大輝くんのところへ戻る途中に、何人かの女の子が


「あの人かっこよかったねぇ!」
と言ったのを耳にし、私は少し不安な気持ちになる。


もしかして……?


私は急いだ。
でもその時にはもう遅くて………


大輝くんの姿を見るなり私はその場で固まった。


すでに女の人に捕まっていたのだ。


「お願い!いいでしょ?」
「そんなにカッコよかったら浮気しても彼女、離れないって!」


………女の人の言葉が私に突き刺さる。


確かに大輝くんはかっこいいしモテるから、私に飽きたら………浮気、しちゃうのかなって。

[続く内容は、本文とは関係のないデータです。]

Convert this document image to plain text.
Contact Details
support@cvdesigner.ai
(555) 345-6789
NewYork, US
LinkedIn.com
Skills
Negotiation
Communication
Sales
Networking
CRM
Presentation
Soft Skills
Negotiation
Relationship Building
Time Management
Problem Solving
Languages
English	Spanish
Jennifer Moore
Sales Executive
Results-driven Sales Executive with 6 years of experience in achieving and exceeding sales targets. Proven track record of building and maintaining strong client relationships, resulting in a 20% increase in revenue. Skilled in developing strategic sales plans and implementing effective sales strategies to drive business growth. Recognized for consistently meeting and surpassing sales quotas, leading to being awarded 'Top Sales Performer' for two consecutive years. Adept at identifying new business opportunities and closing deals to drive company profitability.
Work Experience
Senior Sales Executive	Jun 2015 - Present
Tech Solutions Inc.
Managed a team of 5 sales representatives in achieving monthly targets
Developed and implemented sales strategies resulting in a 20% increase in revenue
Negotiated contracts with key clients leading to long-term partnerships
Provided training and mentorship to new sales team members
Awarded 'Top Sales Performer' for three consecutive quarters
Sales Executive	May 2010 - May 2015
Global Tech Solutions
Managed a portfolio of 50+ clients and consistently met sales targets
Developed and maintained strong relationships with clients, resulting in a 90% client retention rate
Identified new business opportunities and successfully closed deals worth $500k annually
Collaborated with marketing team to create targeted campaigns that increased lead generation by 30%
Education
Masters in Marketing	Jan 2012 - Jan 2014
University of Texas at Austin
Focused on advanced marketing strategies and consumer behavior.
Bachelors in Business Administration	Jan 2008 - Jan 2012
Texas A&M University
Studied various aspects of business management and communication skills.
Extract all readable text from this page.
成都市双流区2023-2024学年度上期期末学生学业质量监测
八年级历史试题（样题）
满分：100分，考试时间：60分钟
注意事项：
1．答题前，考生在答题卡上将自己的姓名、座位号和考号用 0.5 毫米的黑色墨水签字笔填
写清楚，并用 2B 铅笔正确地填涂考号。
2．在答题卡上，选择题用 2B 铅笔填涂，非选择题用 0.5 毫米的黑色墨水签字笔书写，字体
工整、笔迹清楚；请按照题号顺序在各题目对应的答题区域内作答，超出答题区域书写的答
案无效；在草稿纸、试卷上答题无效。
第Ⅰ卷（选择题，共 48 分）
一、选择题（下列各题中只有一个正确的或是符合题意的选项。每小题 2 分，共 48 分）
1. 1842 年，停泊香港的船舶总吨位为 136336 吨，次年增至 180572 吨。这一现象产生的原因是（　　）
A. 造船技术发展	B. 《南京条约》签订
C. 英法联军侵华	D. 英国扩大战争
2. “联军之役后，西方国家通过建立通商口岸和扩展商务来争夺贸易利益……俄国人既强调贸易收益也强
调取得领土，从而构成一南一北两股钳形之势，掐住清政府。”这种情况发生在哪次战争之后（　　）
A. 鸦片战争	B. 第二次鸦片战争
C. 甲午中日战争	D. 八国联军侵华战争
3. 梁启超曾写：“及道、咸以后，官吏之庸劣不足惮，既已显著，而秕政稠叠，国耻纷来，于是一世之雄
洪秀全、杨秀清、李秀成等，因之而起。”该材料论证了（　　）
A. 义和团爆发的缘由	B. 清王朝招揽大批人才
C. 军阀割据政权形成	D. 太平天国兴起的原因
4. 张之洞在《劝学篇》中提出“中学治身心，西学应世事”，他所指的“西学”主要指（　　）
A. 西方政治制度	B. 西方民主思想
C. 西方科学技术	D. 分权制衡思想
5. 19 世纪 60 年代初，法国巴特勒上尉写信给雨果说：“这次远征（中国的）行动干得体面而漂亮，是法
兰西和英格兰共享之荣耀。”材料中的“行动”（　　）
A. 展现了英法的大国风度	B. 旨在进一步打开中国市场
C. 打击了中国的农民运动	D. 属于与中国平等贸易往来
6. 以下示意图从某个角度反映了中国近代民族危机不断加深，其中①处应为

そんなことないとは思うけど、大輝くんのこと好きな女の人って多いから………。



考えただけで胸が痛む。


なんとも言えない複雑な感情が私の心に入り混じった。


もやもやする………。
なんか、言葉では言い表せない、この気持ち。



「………それ、違いますよ、逆です。」



この複雑な感情に戸惑っていると、大輝くんの声が聞こえてきた。



でもその声にはいつもみたいな冷たさが含まれておらず、少し離れているけど大輝くんがニヤッと笑っているのが見えた。



「俺が彼女のこと離さないんで。
残念ですけど、俺は彼女しか好きになれないんですよ、すみません。」


明らかに上機嫌の大輝くん。


そして私の視線に感じたのか、私の方を見た。


「じゃ、彼女きたんで行きますね。」


ぺこりと頭を下げ、彼は私もとに来る。


「ごめん、捕まってた。」
「あ、ううん、全然大丈夫!」


なんて言うけれど、なんでそんなに機嫌がいいのか気になる私。